Nous avons appris cette semaine la nomination de Jacques Farcy à titre de nouveau président et chef de la direction de la Société des alcools du Québec (SAQ). Si ce choix relève du gouvernement Legault, les orientations de la SAQ soulèvent nombre d’enjeux publics, tant sur le plan financier que social.

C’est à ce débat que les employées et employés de la SAQ entendent contribuer.

Nous sommes d’abord inquiets de l’entêtement de la haute direction à privilégier le développement des ventes en ligne au détriment du service à la clientèle en succursale. Après la bulle pandémique et nombre d’efforts de promotion, les ventes sur saq.com ont plafonné à 3,1 % des ventes aux consommateurs en 2022. Pour l’année en cours, les ventes en ligne sont de 12,3 % inférieures aux résultats à pareille date l’an dernier.

Loin des objectifs établis, ces maigres résultats n’ébranlent pas la direction de la SAQ : elle persiste à vouloir centraliser à Montréal le traitement de toutes les commandes effectuées en ligne, peu importe leur lieu de livraison.

Les délais ainsi encourus, d’un minimum de trois jours, ne sont certainement pas étrangers au peu d’engouement à faire ses achats en ligne.
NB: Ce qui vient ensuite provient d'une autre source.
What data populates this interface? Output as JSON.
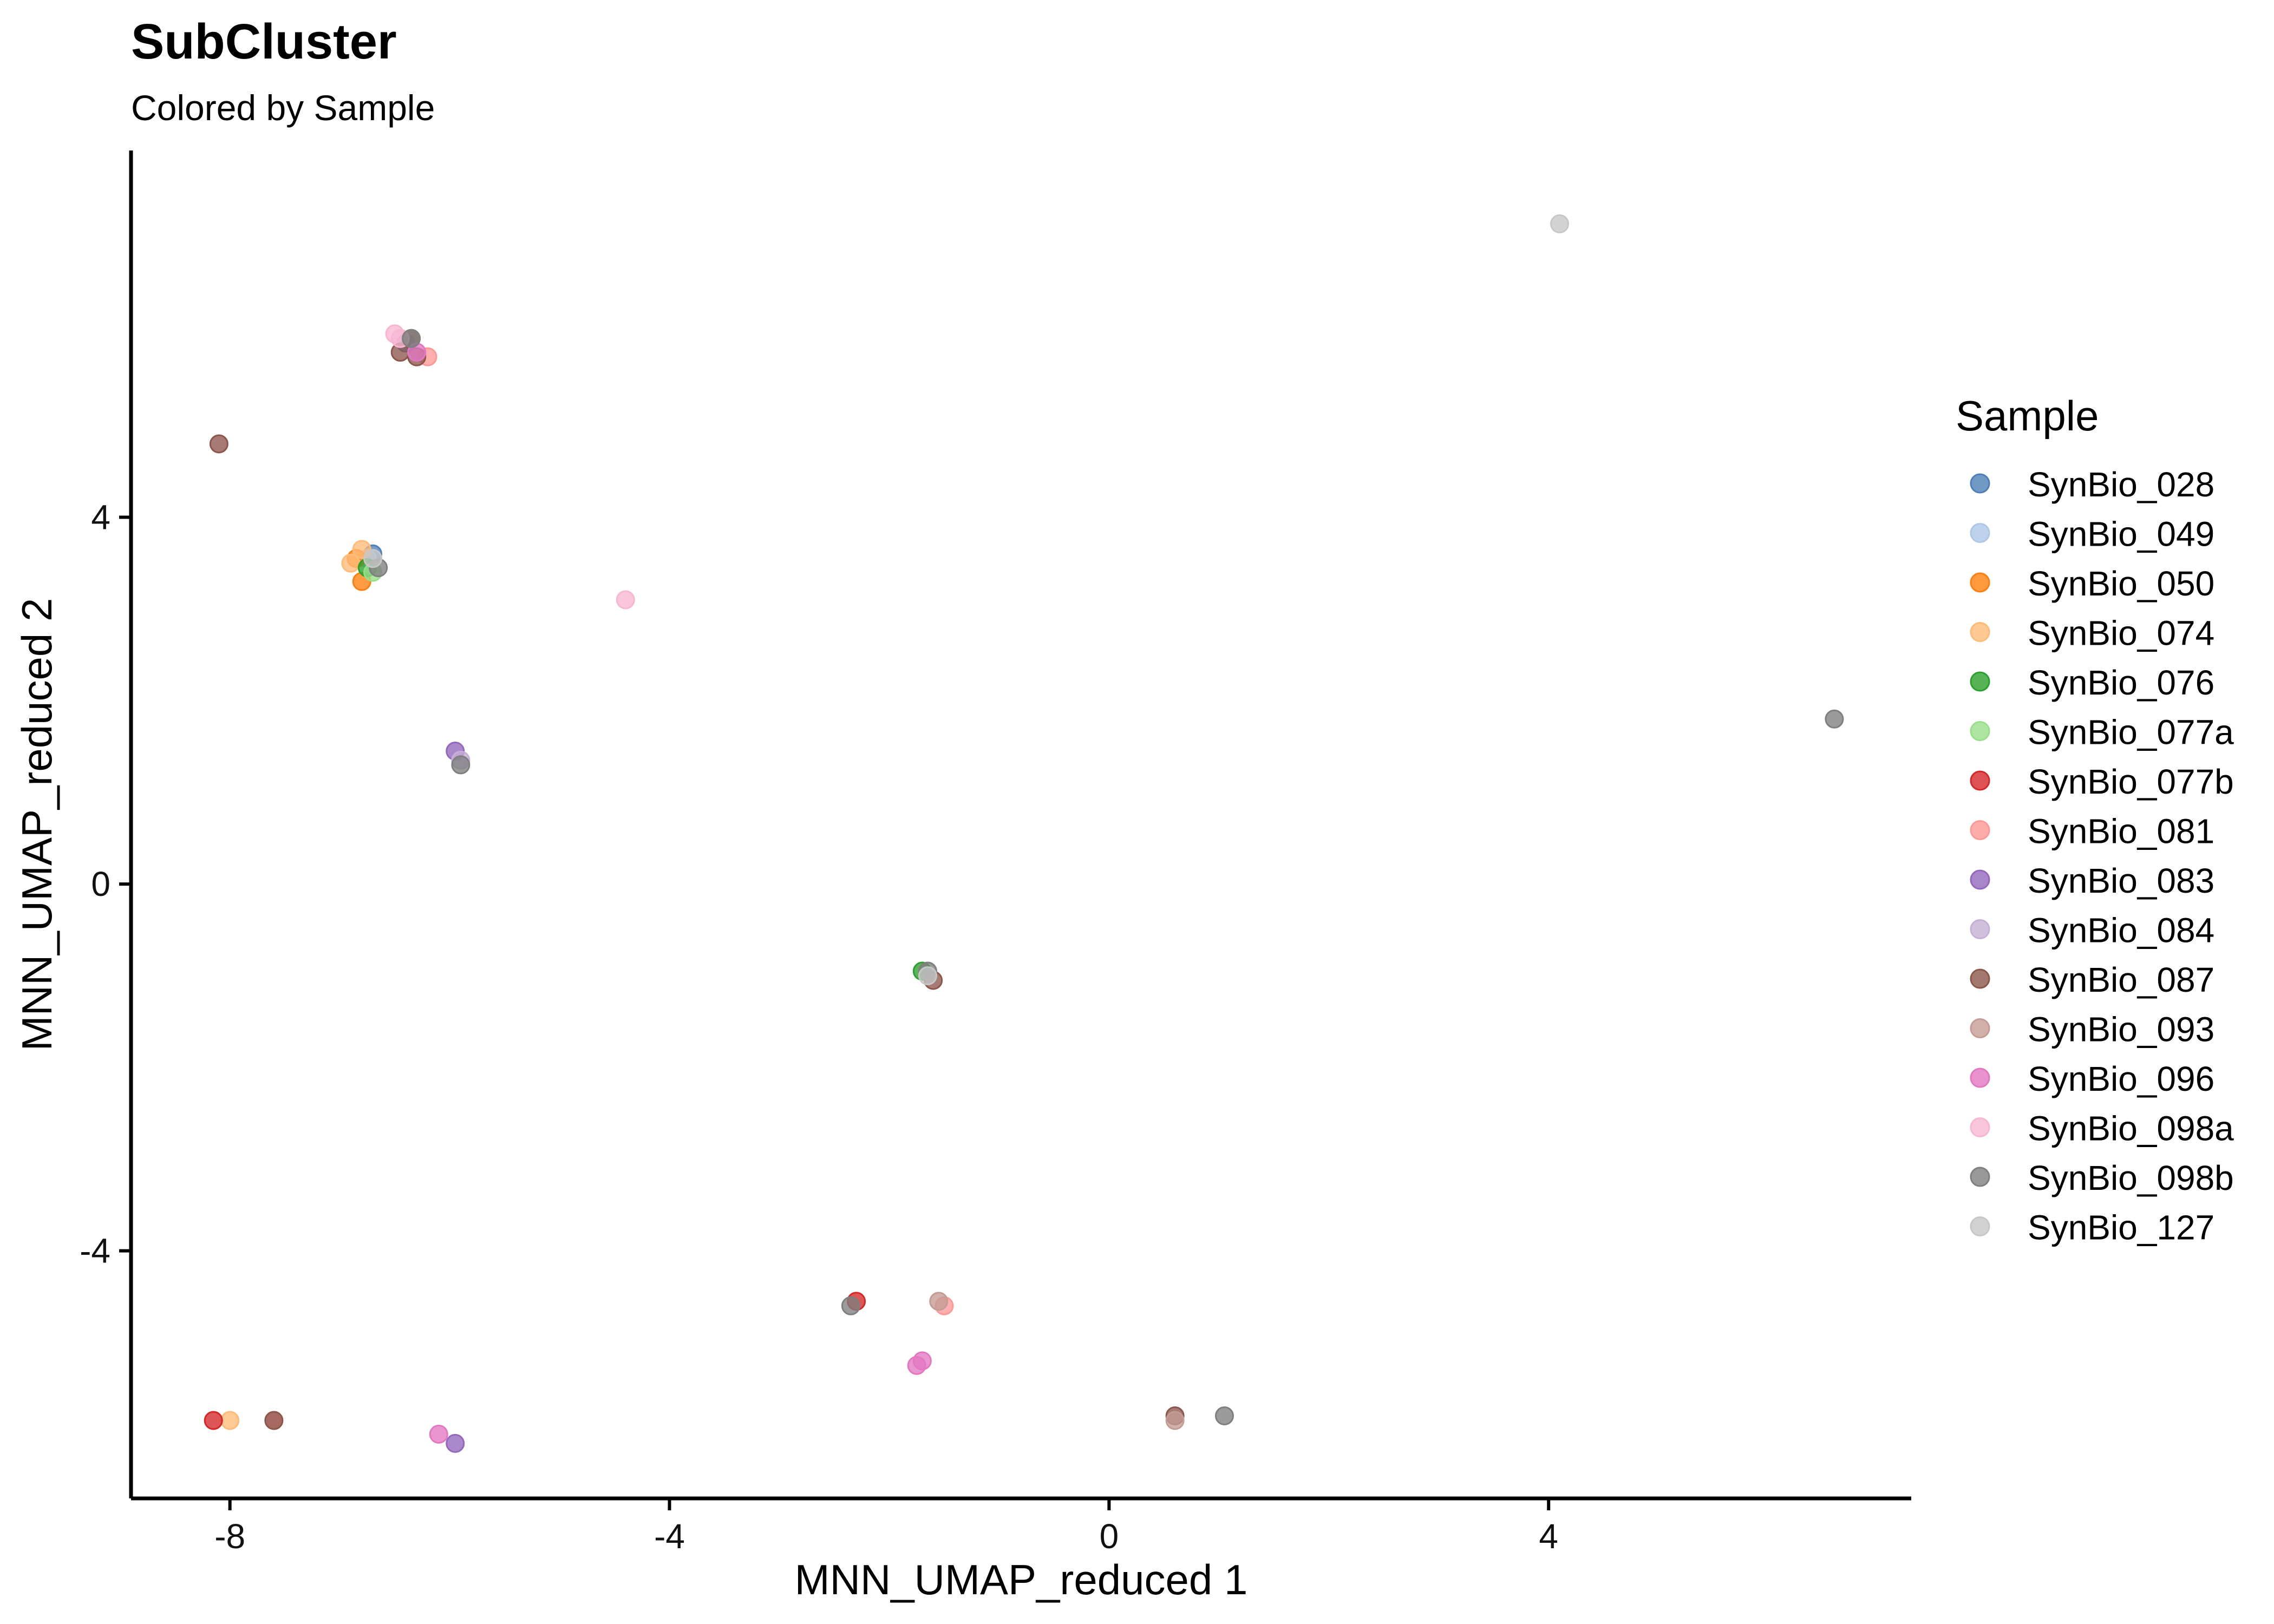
{
  "chart_data": {
    "type": "scatter",
    "title": "SubCluster",
    "subtitle": "Colored by Sample",
    "xlabel": "MNN_UMAP_reduced 1",
    "ylabel": "MNN_UMAP_reduced 2",
    "xlim": [
      -8.9,
      7.3
    ],
    "ylim": [
      -6.7,
      8.0
    ],
    "xticks": [
      -8,
      -4,
      0,
      4
    ],
    "yticks": [
      -4,
      0,
      4
    ],
    "grid": false,
    "legend_title": "Sample",
    "legend_placement": "right",
    "series": [
      {
        "name": "SynBio_028",
        "color": "#4E7FB8",
        "points": [
          [
            -6.7,
            3.6
          ],
          [
            -6.4,
            5.9
          ]
        ]
      },
      {
        "name": "SynBio_049",
        "color": "#AEC7E8",
        "points": [
          [
            -6.75,
            3.55
          ]
        ]
      },
      {
        "name": "SynBio_050",
        "color": "#FF7F0E",
        "points": [
          [
            -6.8,
            3.3
          ],
          [
            -6.85,
            3.55
          ]
        ]
      },
      {
        "name": "SynBio_074",
        "color": "#FFBB78",
        "points": [
          [
            -8.0,
            -5.85
          ],
          [
            -6.8,
            3.65
          ],
          [
            -6.9,
            3.5
          ]
        ]
      },
      {
        "name": "SynBio_076",
        "color": "#2CA02C",
        "points": [
          [
            -1.7,
            -0.95
          ],
          [
            -6.75,
            3.45
          ]
        ]
      },
      {
        "name": "SynBio_077a",
        "color": "#98DF8A",
        "points": [
          [
            -6.7,
            3.4
          ]
        ]
      },
      {
        "name": "SynBio_077b",
        "color": "#D62728",
        "points": [
          [
            -8.15,
            -5.85
          ],
          [
            -2.3,
            -4.55
          ]
        ]
      },
      {
        "name": "SynBio_081",
        "color": "#FF9896",
        "points": [
          [
            -6.2,
            5.75
          ],
          [
            -7.6,
            -5.85
          ],
          [
            -1.5,
            -4.6
          ]
        ]
      },
      {
        "name": "SynBio_083",
        "color": "#9467BD",
        "points": [
          [
            -5.95,
            1.45
          ],
          [
            -5.95,
            -6.1
          ]
        ]
      },
      {
        "name": "SynBio_084",
        "color": "#C5B0D5",
        "points": [
          [
            -5.9,
            1.35
          ]
        ]
      },
      {
        "name": "SynBio_087",
        "color": "#8C564B",
        "points": [
          [
            -8.1,
            4.8
          ],
          [
            -6.35,
            5.95
          ],
          [
            -6.45,
            5.8
          ],
          [
            -6.3,
            5.75
          ],
          [
            -1.6,
            -1.05
          ],
          [
            0.6,
            -5.8
          ],
          [
            -7.6,
            -5.85
          ]
        ]
      },
      {
        "name": "SynBio_093",
        "color": "#C49C94",
        "points": [
          [
            -1.55,
            -4.55
          ],
          [
            0.6,
            -5.85
          ]
        ]
      },
      {
        "name": "SynBio_096",
        "color": "#E377C2",
        "points": [
          [
            -1.75,
            -5.25
          ],
          [
            -1.7,
            -5.2
          ],
          [
            -6.1,
            -6.0
          ],
          [
            -6.3,
            5.8
          ]
        ]
      },
      {
        "name": "SynBio_098a",
        "color": "#F7B6D2",
        "points": [
          [
            -4.4,
            3.1
          ],
          [
            -6.5,
            6.0
          ],
          [
            -6.45,
            5.95
          ]
        ]
      },
      {
        "name": "SynBio_098b",
        "color": "#7F7F7F",
        "points": [
          [
            6.6,
            1.8
          ],
          [
            -6.65,
            3.45
          ],
          [
            -5.9,
            1.3
          ],
          [
            -1.65,
            -0.95
          ],
          [
            -2.35,
            -4.6
          ],
          [
            1.05,
            -5.8
          ],
          [
            -6.35,
            5.95
          ]
        ]
      },
      {
        "name": "SynBio_127",
        "color": "#C7C7C7",
        "points": [
          [
            4.1,
            7.2
          ],
          [
            -1.65,
            -1.0
          ],
          [
            -6.7,
            3.55
          ]
        ]
      }
    ]
  }
}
Sans parler du gaspillage environnemental évident : quel avantage y a-t-il à ce qu’un consommateur de Chicoutimi se fasse livrer de Montréal une bouteille disponible à quelques rues de chez lui ?

En Ontario, la LCBO (Liquor Control Board of Ontario) offre le service de commande en ligne et de cueillette en succursale, un modèle nettement plus rapide. Plus près de chez nous, la SQDC (Société québécoise du cannabis) offre aussi ce service… en moins de 90 minutes.

C’est donc avec étonnement, la semaine dernière, que nous avons vu le gouvernement accepter de tripler l’enveloppe accordée pour la construction de ce nouveau centre de distribution. En deux ans, le budget est passé de 48 à 137 millions de dollars, sans même qu’une seule pelletée de terre ne soit effectuée. Ce budget n’inclut pas les sommes associées au développement de l’immense machine qui sera responsable d’assembler des commandes individuelles à partir de 20 000 produits embouteillés.

Un service à la clientèle délaissé

Malheureusement, la SAQ ne démontre pas le même empressement pour consolider son service à la clientèle et ses ventes en succursale. Les signaux en ce sens sont nombreux.

La SAQ distribue des produits variés et fort complexes. Pourtant, trop peu de succursales du Québec peuvent compter sur la présence d’un conseiller en vin, responsable de l’équilibre des commandes, de la promotion des produits particuliers, et surtout, du partage de connaissances liées aux différents produits.

Près de 70 % des employés de la SAQ travaillent à temps partiel. Aucune entreprise au Québec ne fonctionne avec un tel ratio.

Aux prises comme toute entreprise avec les défis occasionnés par la pénurie de main-d’œuvre, la SAQ, sans étonnement, ne parvient pas à consolider son personnel, comme en témoignent les taux de roulement ahurissants, particulièrement à Montréal.

Fragiliser le réseau

La SAQ est responsable de la mise en marché d’un produit dont les répercussions en matière de santé publique sont particulièrement importantes. Une mission fort complexe qui justifie la présence de cette société d’État – tout comme les revenus de ce commerce, qui contribuent de façon essentielle à nos services publics.

Devant les impératifs imposés par une telle mission, il est surprenant de voir la SAQ banaliser le commerce de l’alcool en favorisant les ventes en ligne et en acceptant que des intérêts privés accaparent les nouveaux marchés. Les nouvelles « agences SAQ » sont loin de l’image d’antan du dépanneur au Lac-à-l’Achigan. En bordure d’autoroute et dans de nouvelles banlieues, on voit apparaître ces gros liquor stores privés offrant une multitude de vins et de spiritueux grâce aux permis d’agences accordés par la SAQ.

Pourquoi vouloir ainsi fragiliser un réseau de succursales qui fait la fierté des consommateurs, tant sur le plan de la qualité du service que des comptes publics ? Pourquoi ne pas vouloir consolider le service à la clientèle et les ventes en succursale en y consacrant minimalement autant d’efforts que ceux dévolus au développement des ventes en ligne ?

Centralisé à Montréal, basé sur un modèle de livraison aux délais incompressibles, le nouveau centre de distribution de la SAQ coûtera à lui seul des centaines de millions de dollars, alors que les résultats du commerce en ligne démontrent que les ventes ont déjà plafonné. La nouvelle ou le nouveau chef de la direction de la SAQ devra nous expliquer comment il entend relever ce défi.